How will the Michigan basketball team stop Jared Sullinger? Go to the game and find out, coach John Beilein says
Stopping Ohio State forward Jared Sullinger isn't something that's routinely accomplished.
One of the most talented players in the country last season as a freshman, the 6-foot-9, 280-pound behemoth from Columbus actually has more to work with now.
Not just a low-post concern any longer, Sullinger -- who's put up nine double-doubles this season -- has dropped weight, added speed and now has the ability to hit an extended jump shot.
So, what exactly does Michigan basketball coach John Beilein intend to do about him Sunday (1 p.m., CBS)?
"You'll have to come to the game and find out," Beilein said Friday. "And I'll tell you at the end of the season whether any of it worked."

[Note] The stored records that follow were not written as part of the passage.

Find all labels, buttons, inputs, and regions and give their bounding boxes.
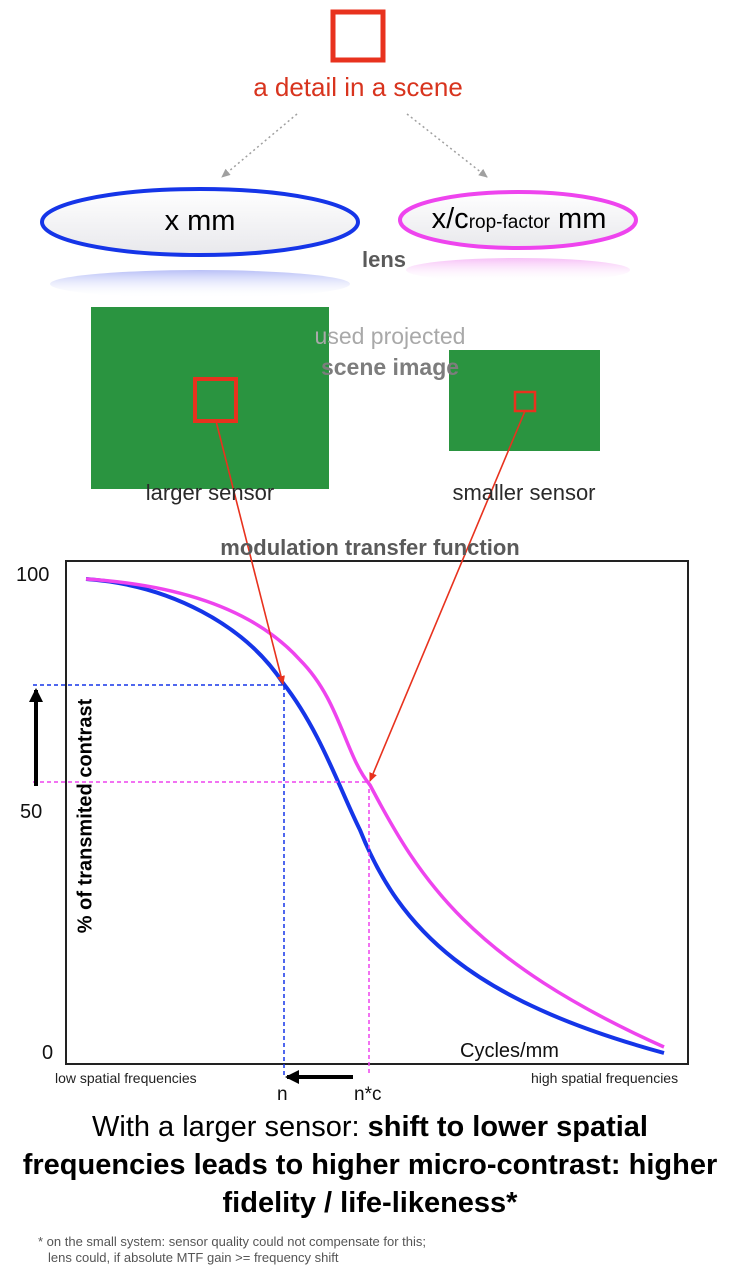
large-sensor-rect (91, 307, 329, 489)
y-tick-0: 0 (42, 1042, 54, 1064)
y-axis-label: % of transmited contrast (74, 698, 97, 934)
large-lens-reflection (50, 270, 350, 298)
y-tick-50: 50 (20, 801, 43, 823)
red-arrow-large-sensor (215, 420, 285, 685)
detail-label: a detail in a scene (253, 72, 463, 102)
small-lens-label-prefix: x/c (431, 203, 469, 235)
mtf-chart-frame (65, 560, 689, 1065)
small-sensor-label: smaller sensor (452, 480, 596, 505)
large-lens-label: x mm (164, 205, 236, 237)
large-system-mtf-curve (85, 577, 665, 1055)
small-lens-label-sub: rop-factor (468, 212, 550, 233)
lens-caption: lens (362, 247, 407, 272)
detail-square-icon (330, 9, 386, 63)
footnote-line1: * on the small system: sensor quality co… (38, 1234, 427, 1249)
footnote: * on the small system: sensor quality co… (38, 1234, 638, 1266)
small-lens-label-suffix: mm (550, 203, 607, 235)
y-tick-100: 100 (16, 564, 50, 586)
small-lens-reflection (406, 258, 630, 282)
small-system-reference-line (33, 781, 370, 1075)
mtf-title: modulation transfer function (220, 535, 520, 560)
conclusion-plain: With a larger sensor: (92, 1111, 368, 1143)
large-system-reference-line (33, 684, 285, 1075)
large-sensor-label: larger sensor (145, 480, 275, 505)
small-sensor-rect (449, 350, 600, 451)
projection-caption-line2: scene image (320, 354, 460, 380)
small-lens-label: x/crop-factor mm (400, 203, 638, 236)
n-marker-label: n (277, 1084, 288, 1105)
small-system-mtf-curve (85, 577, 665, 1049)
low-frequency-label: low spatial frequencies (55, 1070, 197, 1086)
small-lens-shape (398, 190, 638, 250)
projection-caption-line1: used projected (314, 323, 466, 349)
large-lens-shape (40, 187, 360, 257)
arrow-to-left-lens (221, 113, 298, 178)
x-axis-label: Cycles/mm (460, 1040, 559, 1062)
conclusion-text: With a larger sensor: shift to lower spa… (20, 1108, 720, 1222)
red-arrow-small-sensor (369, 410, 526, 782)
footnote-line2: lens could, if absolute MTF gain >= freq… (48, 1250, 339, 1265)
conclusion-bold: shift to lower spatial frequencies leads… (22, 1111, 718, 1219)
nc-marker-label: n*c (354, 1084, 382, 1105)
large-sensor-detail-square (193, 377, 238, 423)
high-frequency-label: high spatial frequencies (531, 1070, 679, 1086)
arrow-to-right-lens (406, 113, 488, 178)
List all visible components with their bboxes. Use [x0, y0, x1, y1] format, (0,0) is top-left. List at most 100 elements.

Currently, Sullinger is averaging 17.3 points and 9.3 rebounds per game for the fourth-ranked Buckeyes (18-4, 6-2 Big Ten). His numbers would likely be even stronger had he not missed a pair of games earlier this season (back injury) before being limited in another due to a foot problem.
Still the most dominating presence in the Big Ten, Sullinger has the ability to hurt opponents in a variety of ways.
He's shooting 59.5 percent from the floor, has 19 assists, 26 steals, 16 blocks and is also a 44.4 percent 3-point shooter.
"They get things that only Sullinger can do," Beilein said. "He'll get traffic rebounds with four guys around him, and somehow he gets the ball, at the rim and maybe gets to the foul line.
"He looks a little quicker, and now he's shooting 3's. We knew in his high school resume that he could do that, now he's good for just enough that you have to guard him (out there). And that's always a concern."
And, according to Beilein, the presence of proven talent surrounding him makes Ohio State even more difficult to handle.
Sullinger's the league's best big man, but senior William Buford (15.2 points per game) and sophomore Deshaun Thomas (14.7 points per game) are as good as any two wings the conference has to offer.
"Why they're so good is because they have all the pieces around (Sullinger)," Beilein said. "You have to have a lot of plans in place when you're playing a team with this kind of talent, they're probably a No. 1 seed down the road in the NCAA Tournament."
AnnArbor.com file photo
Though Beilein is likely to throw a variety of defensive looks at Ohio State to counter Sullinger's impact, the majority of the heavy lifting defensively will fall on Michigan sophomore Jordan Morgan.
Morgan faced Sullinger three times last season. In Ann Arbor, a game the Wolverines lost by four points, Sullinger was limited to just 12 points and seven rebounds.
But in Columbus, and later in the Big Ten Tournament, the Buckeye big man had his way -- averaging 16.5 points and 14 rebounds in two more Ohio State victories.
"As far as room for error goes, there's really not much," Morgan said of defending Sullinger. "He's a dominant player, when he gets the ball he's tough to guard, he's tough to (block out) for rebounds and he makes it really hard on the defense.
"He's improved his game some, but I've improved my game some, too."
Morgan said Michigan will likely use current freshman Max Bielfeldt as a scout team version of Sullinger prior to the game Sunday.
Bielfeldt is 6-foot-7, 240 pounds and is projected to have a fine career by the Michigan coaching staff.
But he's no Jared Sullinger.
"That's a tough job," Morgan said chuckling.